Another item discussed extensively was private sector management of the Internet. Allowing industry, academics, end users and others outside government to manage the Internet is the future. This evolution of ICANN is not an aberration, but an idea that has been baked into the plan all along. Stakeholders have to be invested in the plan just as much as they are in the agreement, or else all the work we have been doing will have little effect. Although Adobe is not a voting member of the working groups developing the plan on how the transition will take place, we support it and believe that a private sector led, multi-stakeholder model is the ideal. We support what needs to happen and why it needs to happen, but it’s the multi-stakeholder community’s responsibility to decide on how it will happen.

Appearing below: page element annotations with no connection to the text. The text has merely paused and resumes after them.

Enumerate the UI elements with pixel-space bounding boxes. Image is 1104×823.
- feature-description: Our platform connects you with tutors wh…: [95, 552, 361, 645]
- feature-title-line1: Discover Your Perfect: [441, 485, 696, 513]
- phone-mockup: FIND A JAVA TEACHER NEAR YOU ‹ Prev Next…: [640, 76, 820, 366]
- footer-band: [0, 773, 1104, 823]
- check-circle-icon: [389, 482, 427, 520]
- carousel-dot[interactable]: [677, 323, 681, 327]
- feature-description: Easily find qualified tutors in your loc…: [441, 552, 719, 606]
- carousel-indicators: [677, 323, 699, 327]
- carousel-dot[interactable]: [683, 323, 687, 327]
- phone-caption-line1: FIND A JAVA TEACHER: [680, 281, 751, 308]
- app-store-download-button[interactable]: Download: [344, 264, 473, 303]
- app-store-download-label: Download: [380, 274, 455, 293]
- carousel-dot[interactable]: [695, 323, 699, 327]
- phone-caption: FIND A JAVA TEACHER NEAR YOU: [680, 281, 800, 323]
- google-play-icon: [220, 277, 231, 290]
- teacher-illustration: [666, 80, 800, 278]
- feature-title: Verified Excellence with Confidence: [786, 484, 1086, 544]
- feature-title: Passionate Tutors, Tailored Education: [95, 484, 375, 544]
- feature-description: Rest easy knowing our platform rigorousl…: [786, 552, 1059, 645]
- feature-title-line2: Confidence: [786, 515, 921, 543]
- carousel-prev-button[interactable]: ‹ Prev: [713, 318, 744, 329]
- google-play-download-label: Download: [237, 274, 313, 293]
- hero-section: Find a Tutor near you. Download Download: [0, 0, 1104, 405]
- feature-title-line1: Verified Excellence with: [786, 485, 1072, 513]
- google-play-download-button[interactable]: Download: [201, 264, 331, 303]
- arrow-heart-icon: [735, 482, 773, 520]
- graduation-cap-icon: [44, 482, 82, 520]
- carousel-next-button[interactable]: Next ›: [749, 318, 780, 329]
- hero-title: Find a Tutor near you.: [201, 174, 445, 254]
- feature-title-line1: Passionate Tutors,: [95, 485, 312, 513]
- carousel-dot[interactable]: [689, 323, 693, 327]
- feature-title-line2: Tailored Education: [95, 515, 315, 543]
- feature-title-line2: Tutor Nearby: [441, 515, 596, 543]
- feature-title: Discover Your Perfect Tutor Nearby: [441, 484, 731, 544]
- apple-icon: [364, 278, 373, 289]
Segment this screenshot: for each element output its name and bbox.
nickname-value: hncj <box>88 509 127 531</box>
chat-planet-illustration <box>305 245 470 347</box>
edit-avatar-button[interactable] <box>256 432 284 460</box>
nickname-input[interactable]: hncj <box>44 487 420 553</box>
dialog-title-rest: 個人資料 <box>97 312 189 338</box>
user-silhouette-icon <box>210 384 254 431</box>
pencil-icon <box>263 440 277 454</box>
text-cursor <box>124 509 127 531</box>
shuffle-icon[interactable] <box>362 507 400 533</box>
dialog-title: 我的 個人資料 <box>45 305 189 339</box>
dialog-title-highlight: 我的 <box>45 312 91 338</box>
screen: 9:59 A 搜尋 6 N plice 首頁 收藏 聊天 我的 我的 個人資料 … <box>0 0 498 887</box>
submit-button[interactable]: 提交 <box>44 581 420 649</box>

We at Adobe believe that accountability plays a crucial role in the IANA transition and sets it up to function properly—a position outlined in our recent blog post. There’s a community beyond the ICANN insiders, ICANN board members and government officials that have a stake in this endeavor, and they need to be a part of this process. Under the current project plan, the final proposal for accountability mechanisms is set to issue for public comment in August. We urge members of the business community to carefully review this proposal and provide feedback during the public comment period. This will allow for adjustments based on public concerns and produce a stronger plan for ICANN accountability. It’s my hope that as we move along in this process, private sector stakeholders will provide input and analysis during the final public comment period. All industries affected by these petitions need to be actively engaged so that their interests are reflected, or we risk mismanagement of society’s most powerful tool.